The term Memento Mori means “remember that you must die”, it is a Latin and philosophical term that seeks to remember that nothing is eternal on earth and that somehow prepares people for what is beyond the death.
So, according to this term, for the Victorian era people seemed to have accepted what it meant to leave this world, to die, considering the fact that people lived, on average, until they were 40 years old. With the Victorian era photography was born, so the people of this era sought to immortalize the person who died.
The creepy of this art is in three fundamental aspects, which we will tell you below, while we show you a couple of post-mortem photos of this era.
1. The only photo of the person
The first fact for which this art is really disturbing is that, since photography was a rather expensive element, in most families the only photograph that one person ever had was that taken on his deathbed.
2. Alive or dead?
The second fact is that, when the post-mortem photographs were started, people posed as if the deceased was still alive. So, on many occasions the family is noticed around as if nothing happened.

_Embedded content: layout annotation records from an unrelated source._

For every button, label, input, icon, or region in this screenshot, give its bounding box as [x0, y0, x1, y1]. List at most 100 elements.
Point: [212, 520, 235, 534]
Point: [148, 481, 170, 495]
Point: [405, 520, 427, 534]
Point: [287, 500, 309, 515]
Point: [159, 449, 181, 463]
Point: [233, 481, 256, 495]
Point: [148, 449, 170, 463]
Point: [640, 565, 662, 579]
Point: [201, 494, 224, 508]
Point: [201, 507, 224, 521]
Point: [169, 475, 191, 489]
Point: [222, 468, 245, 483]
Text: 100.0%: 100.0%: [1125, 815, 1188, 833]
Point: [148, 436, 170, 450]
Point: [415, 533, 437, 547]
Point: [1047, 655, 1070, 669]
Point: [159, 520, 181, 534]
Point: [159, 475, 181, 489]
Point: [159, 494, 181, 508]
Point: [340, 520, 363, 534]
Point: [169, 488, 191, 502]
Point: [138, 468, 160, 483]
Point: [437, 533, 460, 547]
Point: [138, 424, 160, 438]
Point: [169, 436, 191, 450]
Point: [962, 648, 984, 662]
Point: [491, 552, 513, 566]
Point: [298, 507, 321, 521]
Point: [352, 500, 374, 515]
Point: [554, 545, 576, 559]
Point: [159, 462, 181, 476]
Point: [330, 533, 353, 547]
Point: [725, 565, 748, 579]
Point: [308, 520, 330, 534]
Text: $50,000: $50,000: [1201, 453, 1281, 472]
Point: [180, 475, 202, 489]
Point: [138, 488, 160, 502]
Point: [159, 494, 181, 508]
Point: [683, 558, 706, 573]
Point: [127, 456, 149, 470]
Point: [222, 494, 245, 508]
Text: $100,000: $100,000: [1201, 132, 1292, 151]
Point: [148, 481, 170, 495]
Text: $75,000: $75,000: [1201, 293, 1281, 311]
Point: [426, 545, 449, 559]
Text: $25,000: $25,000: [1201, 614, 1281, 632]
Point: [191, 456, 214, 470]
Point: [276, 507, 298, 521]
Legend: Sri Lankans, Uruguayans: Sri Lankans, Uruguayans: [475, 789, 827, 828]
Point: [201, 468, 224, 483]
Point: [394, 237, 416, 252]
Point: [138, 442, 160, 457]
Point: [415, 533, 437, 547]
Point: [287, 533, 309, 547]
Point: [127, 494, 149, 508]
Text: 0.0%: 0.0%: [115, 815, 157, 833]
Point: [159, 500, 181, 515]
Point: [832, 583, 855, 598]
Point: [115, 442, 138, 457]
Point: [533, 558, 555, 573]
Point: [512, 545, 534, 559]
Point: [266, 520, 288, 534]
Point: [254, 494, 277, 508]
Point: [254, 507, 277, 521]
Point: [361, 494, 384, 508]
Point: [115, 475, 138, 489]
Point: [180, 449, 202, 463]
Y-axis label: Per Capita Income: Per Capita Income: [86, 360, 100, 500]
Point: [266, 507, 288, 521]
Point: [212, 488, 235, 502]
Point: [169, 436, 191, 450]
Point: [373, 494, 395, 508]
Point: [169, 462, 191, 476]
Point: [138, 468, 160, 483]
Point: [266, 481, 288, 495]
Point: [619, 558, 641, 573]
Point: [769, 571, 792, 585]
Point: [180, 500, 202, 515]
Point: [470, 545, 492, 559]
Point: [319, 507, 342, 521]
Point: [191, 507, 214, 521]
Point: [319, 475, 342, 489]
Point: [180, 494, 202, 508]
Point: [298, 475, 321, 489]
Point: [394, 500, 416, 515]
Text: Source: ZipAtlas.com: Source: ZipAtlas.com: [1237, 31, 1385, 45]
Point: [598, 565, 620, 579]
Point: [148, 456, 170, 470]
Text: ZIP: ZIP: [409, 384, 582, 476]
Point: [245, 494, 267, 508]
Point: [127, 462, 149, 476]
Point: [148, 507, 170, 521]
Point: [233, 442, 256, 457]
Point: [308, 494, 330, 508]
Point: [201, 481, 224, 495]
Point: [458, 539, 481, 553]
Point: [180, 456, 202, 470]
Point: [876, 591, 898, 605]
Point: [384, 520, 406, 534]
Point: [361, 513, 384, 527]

They were the photographers who were in charge of organizing the scene and of placing in the best possible way the corpse so that it would live alive.
3. Ghost or reality?
Finally, since the photograph for the Victorian era was really slow, the living people used to move while they were portrayed, so in most of the photos the living appear blurred while the deceased appears completely neat.
Consequently, in some cases is possible doubt whether the living person was really there or was just some entity that was in transit.